Real estate remains the safest stronghold of personal and family security of all… period. If you are one of those who has struggled to maintain a consistent savings regimen, and especially if your work doesn’t or hasn’t made regular deposits to a retirement plan, then you may be among the 64 percent of Americans who have nothing put aside for retirement according to a recent GOBankingRates.com survey. And if you pay rent as well, then you get the double whammy of rising housing expenses (rent) and zero equity building.
On the other hand, if you do own your home, even with a mortgage, congratulations! You have light at the end of the tunnel. Take the value of your house and multiply it by 1.06 or 6 percent, and that’s historically the amount of equity you’re building every year. That’s the 60-year national average, but also the Denver area average over the last 20 years of housing ups and downs. For metro Denver, the increase in home values is over 80 percent in just the last eight years! Due to the income tax deductions for property taxes and mortgage interest, the monthly cost of buying a home is frequently less than that of renting the same home. If there’s any possible way for you to do so… own! Don’t rent.
But, that’s all been said before, so let’s go a couple steps further. Given all I’ve said so far, it stands to reason that if owning a home is that advantageous, then owning two (or more) is even better. While that is absolutely true, of course, that’s more easily said than done because… down payment, management, maintenance, vacancy, etc. Owning income property can certainly be a very lucrative vehicle with which to retire comfortably. My only caution to you is to take the time to understand and be ready for the resources, planning and work it entails.
The posturing that actually came to mind, prompting the title and content of this writing, is mostly relevant to those who already own a home.

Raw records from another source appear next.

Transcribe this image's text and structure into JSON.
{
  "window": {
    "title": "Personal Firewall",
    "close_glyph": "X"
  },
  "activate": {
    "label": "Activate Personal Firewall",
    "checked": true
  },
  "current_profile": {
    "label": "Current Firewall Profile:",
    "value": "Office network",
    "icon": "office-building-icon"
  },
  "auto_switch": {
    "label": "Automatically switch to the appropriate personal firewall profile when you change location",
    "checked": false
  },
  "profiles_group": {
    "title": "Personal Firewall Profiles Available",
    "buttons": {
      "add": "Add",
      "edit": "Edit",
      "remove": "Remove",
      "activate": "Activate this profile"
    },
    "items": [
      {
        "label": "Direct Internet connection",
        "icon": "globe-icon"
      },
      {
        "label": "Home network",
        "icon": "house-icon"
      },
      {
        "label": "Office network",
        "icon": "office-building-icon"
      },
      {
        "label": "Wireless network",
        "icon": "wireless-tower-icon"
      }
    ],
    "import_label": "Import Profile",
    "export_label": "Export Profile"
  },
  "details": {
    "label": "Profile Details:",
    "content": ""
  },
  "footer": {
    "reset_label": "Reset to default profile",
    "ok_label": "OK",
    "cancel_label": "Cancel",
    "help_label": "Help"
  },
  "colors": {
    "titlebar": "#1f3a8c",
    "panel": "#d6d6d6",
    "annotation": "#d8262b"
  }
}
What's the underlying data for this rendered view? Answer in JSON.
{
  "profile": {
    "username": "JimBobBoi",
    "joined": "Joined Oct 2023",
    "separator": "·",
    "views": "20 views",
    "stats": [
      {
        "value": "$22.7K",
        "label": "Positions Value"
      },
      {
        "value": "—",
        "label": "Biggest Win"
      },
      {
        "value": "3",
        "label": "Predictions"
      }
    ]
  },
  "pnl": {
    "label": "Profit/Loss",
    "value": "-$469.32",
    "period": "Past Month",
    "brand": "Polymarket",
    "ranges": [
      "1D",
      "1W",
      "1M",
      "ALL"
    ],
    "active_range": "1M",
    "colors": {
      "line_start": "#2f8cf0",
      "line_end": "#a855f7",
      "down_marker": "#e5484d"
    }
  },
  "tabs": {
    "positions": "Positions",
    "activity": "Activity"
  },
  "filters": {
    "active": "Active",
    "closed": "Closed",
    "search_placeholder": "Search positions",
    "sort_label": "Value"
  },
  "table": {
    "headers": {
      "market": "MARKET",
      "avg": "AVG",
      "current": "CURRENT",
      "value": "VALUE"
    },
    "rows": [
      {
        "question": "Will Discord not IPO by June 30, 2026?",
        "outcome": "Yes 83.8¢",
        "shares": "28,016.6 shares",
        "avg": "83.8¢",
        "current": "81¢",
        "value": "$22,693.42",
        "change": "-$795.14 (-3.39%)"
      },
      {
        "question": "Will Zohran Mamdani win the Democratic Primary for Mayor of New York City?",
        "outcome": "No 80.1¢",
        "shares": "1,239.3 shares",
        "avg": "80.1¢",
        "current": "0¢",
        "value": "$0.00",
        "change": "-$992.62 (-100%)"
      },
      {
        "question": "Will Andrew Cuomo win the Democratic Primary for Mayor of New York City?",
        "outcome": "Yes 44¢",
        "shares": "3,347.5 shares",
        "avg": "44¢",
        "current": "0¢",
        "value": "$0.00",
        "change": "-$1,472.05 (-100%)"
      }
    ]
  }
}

It has everything to do with today’s mortgage interest rates. When I started selling real estate, mortgage rates had just fallen to 13 percent from the high of 20 percent. Over the next 20 years, rates gradually dropped below 6 percent and everyone was relieved and happy. After the sub-prime lending/housing meltdown of 2008, the Fed saw fit to drop rates aggressively to fuel the economy. When mortgage rates dipped below 4 percent in 2012, I have to say I thought I’d awakened in the Land of Oz. Mind blown! As of the date I’m writing this, I’m getting reports of 3.25 percent mortgage rates with no points or origination fee. It seems almost crazy.

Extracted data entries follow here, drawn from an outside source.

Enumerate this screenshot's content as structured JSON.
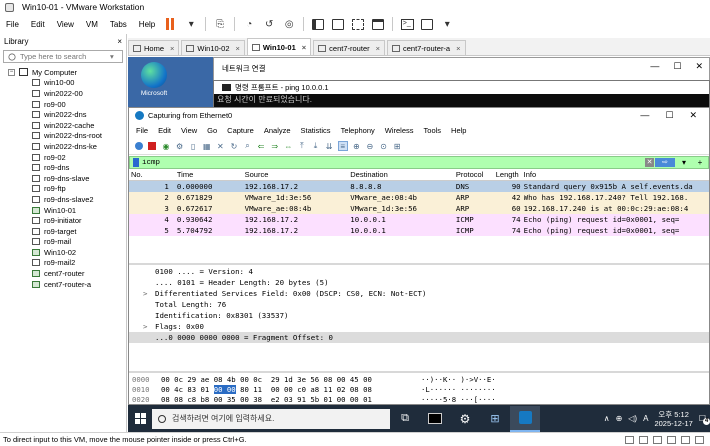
{
  "window": {
    "title": "Win10-01 - VMware Workstation"
  },
  "menu": [
    "File",
    "Edit",
    "View",
    "VM",
    "Tabs",
    "Help"
  ],
  "library": {
    "title": "Library",
    "search_placeholder": "Type here to search",
    "root": "My Computer",
    "items": [
      {
        "label": "win10-00",
        "on": false
      },
      {
        "label": "win2022-00",
        "on": false
      },
      {
        "label": "ro9-00",
        "on": false
      },
      {
        "label": "win2022-dns",
        "on": false
      },
      {
        "label": "win2022-cache",
        "on": false
      },
      {
        "label": "win2022-dns-root",
        "on": false
      },
      {
        "label": "win2022-dns-ke",
        "on": false
      },
      {
        "label": "ro9-02",
        "on": false
      },
      {
        "label": "ro9-dns",
        "on": false
      },
      {
        "label": "ro9-dns-slave",
        "on": false
      },
      {
        "label": "ro9-ftp",
        "on": false
      },
      {
        "label": "ro9-dns-slave2",
        "on": false
      },
      {
        "label": "Win10-01",
        "on": true
      },
      {
        "label": "ro9-initiator",
        "on": false
      },
      {
        "label": "ro9-target",
        "on": false
      },
      {
        "label": "ro9-mail",
        "on": false
      },
      {
        "label": "Win10-02",
        "on": true
      },
      {
        "label": "ro9-mail2",
        "on": false
      },
      {
        "label": "cent7-router",
        "on": true
      },
      {
        "label": "cent7-router-a",
        "on": true
      }
    ]
  },
  "tabs": [
    {
      "label": "Home",
      "active": false
    },
    {
      "label": "Win10-02",
      "active": false
    },
    {
      "label": "Win10-01",
      "active": true
    },
    {
      "label": "cent7-router",
      "active": false
    },
    {
      "label": "cent7-router-a",
      "active": false
    }
  ],
  "guest": {
    "desktop_icon": "Microsoft",
    "network_window_title": "네트워크 연결",
    "cmd_title": "명령 프롬프트 - ping 10.0.0.1",
    "cmd_text": "요청 시간이 만료되었습니다."
  },
  "wireshark": {
    "title": "Capturing from Ethernet0",
    "menu": [
      "File",
      "Edit",
      "View",
      "Go",
      "Capture",
      "Analyze",
      "Statistics",
      "Telephony",
      "Wireless",
      "Tools",
      "Help"
    ],
    "filter": "icmp",
    "columns": {
      "no": "No.",
      "time": "Time",
      "source": "Source",
      "destination": "Destination",
      "protocol": "Protocol",
      "length": "Length",
      "info": "Info"
    },
    "packets": [
      {
        "no": "1",
        "time": "0.000000",
        "src": "192.168.17.2",
        "dst": "8.8.8.8",
        "proto": "DNS",
        "len": "90",
        "info": "Standard query 0x915b A self.events.da",
        "bg": "#dae8f4"
      },
      {
        "no": "2",
        "time": "0.671829",
        "src": "VMware_1d:3e:56",
        "dst": "VMware_ae:08:4b",
        "proto": "ARP",
        "len": "42",
        "info": "Who has 192.168.17.240? Tell 192.168.",
        "bg": "#faf0d7"
      },
      {
        "no": "3",
        "time": "0.672617",
        "src": "VMware_ae:08:4b",
        "dst": "VMware_1d:3e:56",
        "proto": "ARP",
        "len": "60",
        "info": "192.168.17.240 is at 00:0c:29:ae:08:4",
        "bg": "#faf0d7"
      },
      {
        "no": "4",
        "time": "0.930642",
        "src": "192.168.17.2",
        "dst": "10.0.0.1",
        "proto": "ICMP",
        "len": "74",
        "info": "Echo (ping) request  id=0x0001, seq=",
        "bg": "#fce0ff"
      },
      {
        "no": "5",
        "time": "5.704792",
        "src": "192.168.17.2",
        "dst": "10.0.0.1",
        "proto": "ICMP",
        "len": "74",
        "info": "Echo (ping) request  id=0x0001, seq=",
        "bg": "#fce0ff"
      }
    ],
    "details": [
      {
        "indent": 1,
        "text": "0100 .... = Version: 4",
        "exp": ""
      },
      {
        "indent": 1,
        "text": ".... 0101 = Header Length: 20 bytes (5)",
        "exp": ""
      },
      {
        "indent": 0,
        "text": "Differentiated Services Field: 0x00 (DSCP: CS0, ECN: Not-ECT)",
        "exp": ">"
      },
      {
        "indent": 1,
        "text": "Total Length: 76",
        "exp": ""
      },
      {
        "indent": 1,
        "text": "Identification: 0x8301 (33537)",
        "exp": ""
      },
      {
        "indent": 0,
        "text": "Flags: 0x00",
        "exp": ">"
      },
      {
        "indent": 1,
        "text": "...0 0000 0000 0000 = Fragment Offset: 0",
        "exp": ""
      }
    ],
    "bytes": [
      {
        "off": "0000",
        "pre": "00 0c 29 ae 08 4b 00 0c  29 1d 3e 56 08 00 45 00",
        "hl": "",
        "post": "",
        "ascii": "··)··K·· )·>V··E·"
      },
      {
        "off": "0010",
        "pre": "00 4c 83 01 ",
        "hl": "00 00",
        "post": " 80 11  00 00 c0 a8 11 02 08 08",
        "ascii": "·L······ ········"
      },
      {
        "off": "0020",
        "pre": "08 08 c8 b8 00 35 00 38  e2 03 91 5b 01 00 00 01",
        "hl": "",
        "post": "",
        "ascii": "·····5·8 ···[····"
      }
    ]
  },
  "taskbar": {
    "search_placeholder": "검색하려면 여기에 입력하세요.",
    "time": "오후 5:12",
    "date": "2025-12-17",
    "notification_count": "4"
  },
  "statusbar": "To direct input to this VM, move the mouse pointer inside or press Ctrl+G."
}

So, in light of these crazy low rates, this is my adamant advice to you, reverting to my headline: “Posture Now for the Next 10 Years” by getting yourself into that home you see yourself in for the next 5, 10 or even 20 years. If you’re in a starter home and envision something more, stretch for it now (within reason) because interest rates won’t always be this low, and buying power diminishes quickly when the cost of money increases. A 1 percent rise equals $60 a month more on your house payment for each $100,000 mortgage amount. Another way to look at it is that you lose 11 percent of the price you can buy for every 1 percent rate increase. So, if you qualify for a $500,000 house at 3.5 percent, then you can only spend $455,000 when rates are 4.5 percent again. And if you’re in that big house you raised your kids in, but now wish to downsize, you have two distinct advantages right now. The first is, again, low interest rates, and the second, which may be even more important, is that this market is strong for selling the bigger house for top dollar, whereas when interest rates go up, the market tends to soften commensurately.

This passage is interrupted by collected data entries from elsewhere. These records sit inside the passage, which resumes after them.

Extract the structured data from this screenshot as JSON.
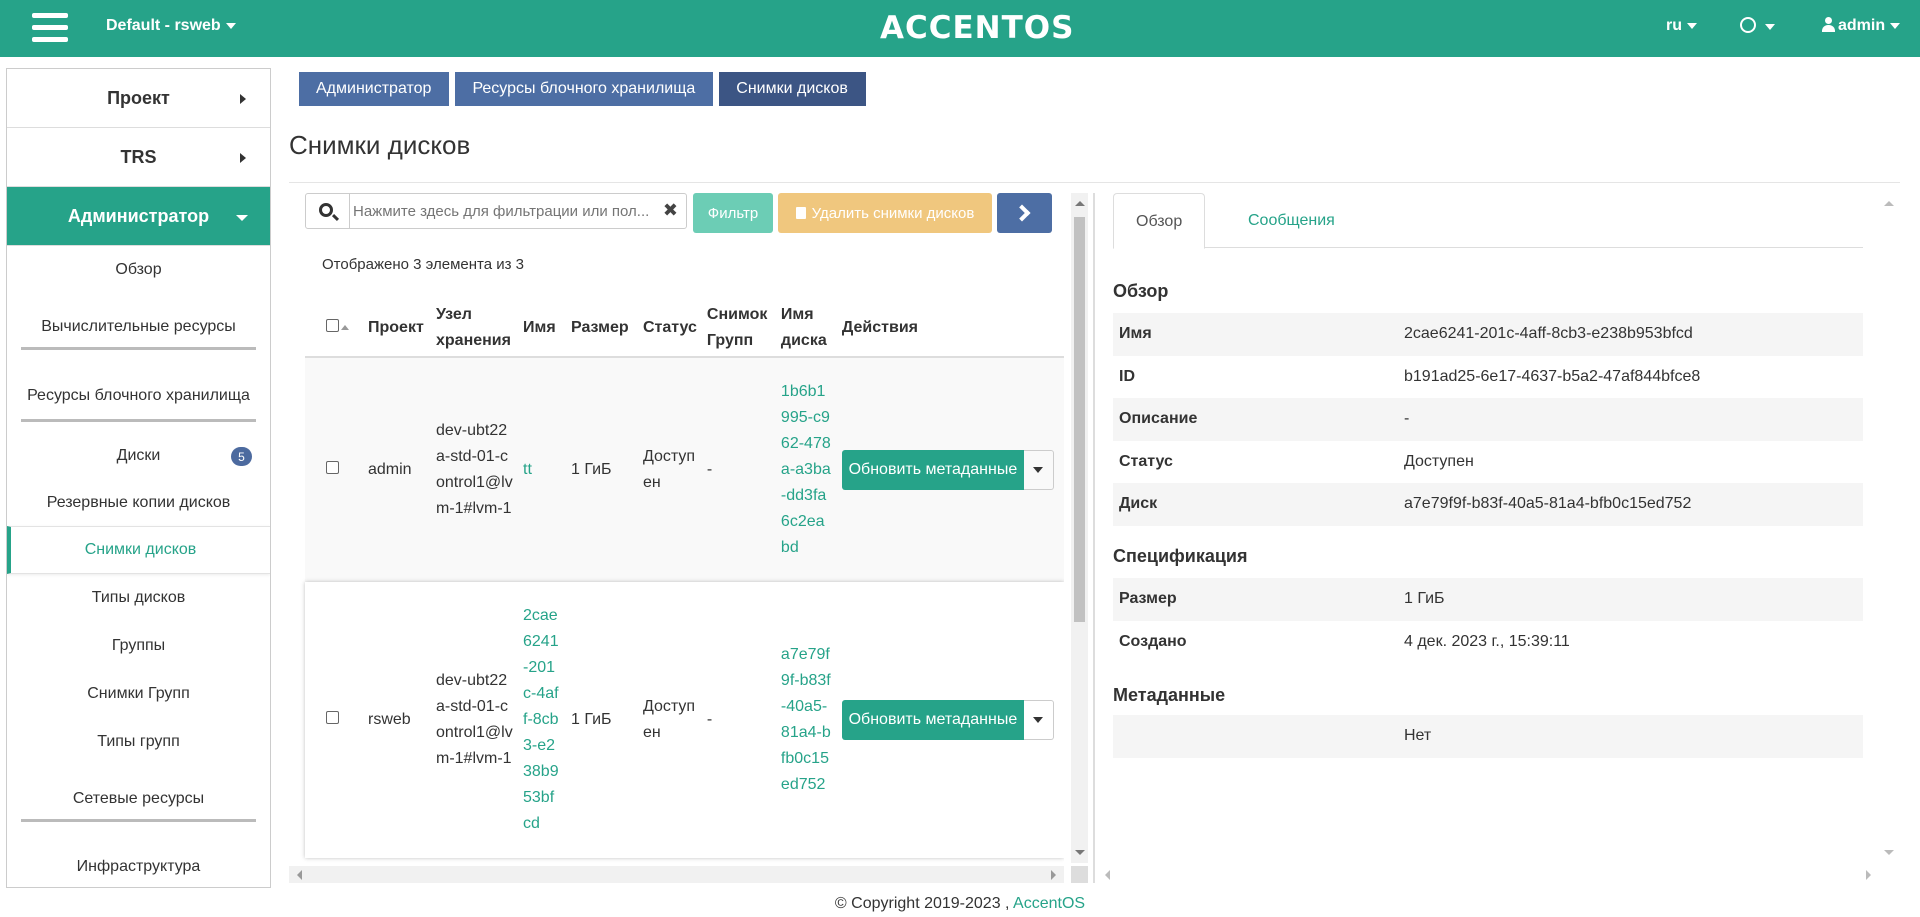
{
  "topbar": {
    "project": "Default - rsweb",
    "logo": "ACCENTOS",
    "language": "ru",
    "user": "admin"
  },
  "sidebar": {
    "project": "Проект",
    "trs": "TRS",
    "admin": "Администратор",
    "items": [
      {
        "label": "Обзор"
      },
      {
        "label": "Вычислительные ресурсы"
      },
      {
        "label": "Ресурсы блочного хранилища"
      },
      {
        "label": "Диски",
        "badge": "5"
      },
      {
        "label": "Резервные копии дисков"
      },
      {
        "label": "Снимки дисков"
      },
      {
        "label": "Типы дисков"
      },
      {
        "label": "Группы"
      },
      {
        "label": "Снимки Групп"
      },
      {
        "label": "Типы групп"
      },
      {
        "label": "Сетевые ресурсы"
      },
      {
        "label": "Инфраструктура"
      }
    ]
  },
  "breadcrumb": [
    "Администратор",
    "Ресурсы блочного хранилища",
    "Снимки дисков"
  ],
  "page_title": "Снимки дисков",
  "toolbar": {
    "search_placeholder": "Нажмите здесь для фильтрации или пол...",
    "clear": "✖",
    "filter": "Фильтр",
    "delete": "Удалить снимки дисков"
  },
  "table": {
    "count": "Отображено 3 элемента из 3",
    "columns": [
      "Проект",
      "Узел хранения",
      "Имя",
      "Размер",
      "Статус",
      "Снимок Групп",
      "Имя диска",
      "Действия"
    ],
    "rows": [
      {
        "project": "admin",
        "host": "dev-ubt22a-std-01-control1@lvm-1#lvm-1",
        "name": "tt",
        "size": "1 ГиБ",
        "status": "Доступен",
        "group": "-",
        "disk": "1b6b1995-c962-478a-a3ba-dd3fa6c2eabd",
        "action": "Обновить метаданные"
      },
      {
        "project": "rsweb",
        "host": "dev-ubt22a-std-01-control1@lvm-1#lvm-1",
        "name": "2cae6241-201c-4aff-8cb3-e238b953bfcd",
        "size": "1 ГиБ",
        "status": "Доступен",
        "group": "-",
        "disk": "a7e79f9f-b83f-40a5-81a4-bfb0c15ed752",
        "action": "Обновить метаданные"
      }
    ]
  },
  "detail": {
    "tabs": [
      "Обзор",
      "Сообщения"
    ],
    "overview_title": "Обзор",
    "overview": [
      {
        "k": "Имя",
        "v": "2cae6241-201c-4aff-8cb3-e238b953bfcd"
      },
      {
        "k": "ID",
        "v": "b191ad25-6e17-4637-b5a2-47af844bfce8"
      },
      {
        "k": "Описание",
        "v": "-"
      },
      {
        "k": "Статус",
        "v": "Доступен"
      },
      {
        "k": "Диск",
        "v": "a7e79f9f-b83f-40a5-81a4-bfb0c15ed752"
      }
    ],
    "spec_title": "Спецификация",
    "spec": [
      {
        "k": "Размер",
        "v": "1 ГиБ"
      },
      {
        "k": "Создано",
        "v": "4 дек. 2023 г., 15:39:11"
      }
    ],
    "meta_title": "Метаданные",
    "meta_value": "Нет"
  },
  "footer": {
    "text": "© Copyright 2019-2023 , ",
    "link": "AccentOS"
  },
  "colors": {
    "accent": "#26a389",
    "nav": "#4d6ea4",
    "warning": "#f0c77e"
  }
}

This is a very advantageous time for those able to avail themselves of these unique and temporary conditions. I suggest taking stock of this and know it can all change in a heartbeat. Are you ready for that future that comes before you know it? Are your adult children getting ready? Do you need more information or insight? Now is the time to give it serious consideration. As always, The “Home” Team wishes you Happy Homes for all your years.